The best way to clean this up is with Barkeeper's Friend, Bon Ami, or a similar solvent (I think they're all alkaline-based solvents). It's non-abrasive, and safe to use on almost all cookware without leaving marks.
Edit: To help prevent this from happening in the future, use a paper towel to wipe off any excess baking spray on the edges of the baking dish that won't be covered by food.
I used a Mr. Clean Magic Eraser last night on my deep fryer. It took a little elbow grease but it came right off, no chemicals needed
I don't know of any method for the burnt-on oil in particular, but for difficult to clean pans in general, I usually resort to razor blades (not cartridge ones though). Something like a proper scraper tool would be even better.
Basically, something really sharp that can get underneath the substance, and then it can't help but come off.
Chemically, I'm assuming the stuff left on the pan after the cooking process wouldn't be the oil, since that comes off in soap. I suspect (guessing here) that it's the propellant from the can. Which isn't really that much of a pleasant thought.
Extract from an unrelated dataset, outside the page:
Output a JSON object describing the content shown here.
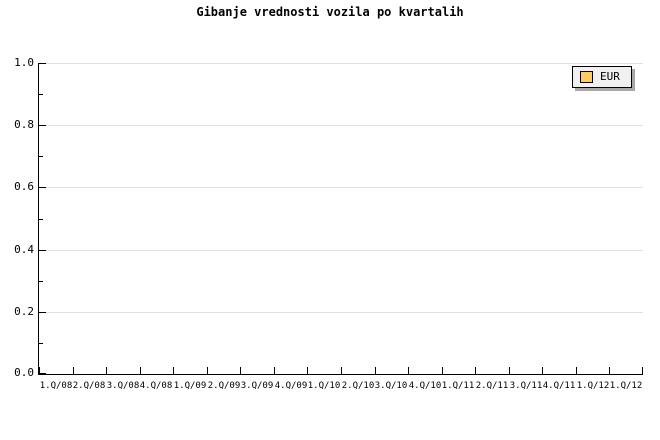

Comet and a small scrub brush with a handle . I bought a wooden handle metal bristol small brush generally used to scrub battery acid off and use on my stainless steel pots and pans. I am sure it would work on glass too.
Place your baking dish in a larger baking pan & squeeze soap dish over it plus a couple of handfuls of baking soda then add hot water to cover the dirty baking dish. Let it soak for an hour of so then just scrub with a brush & that's it!
You can buy a large box of baking soda at Smart & Final or Sam's Club or Costco. The baking soda will not scratch your baking dish.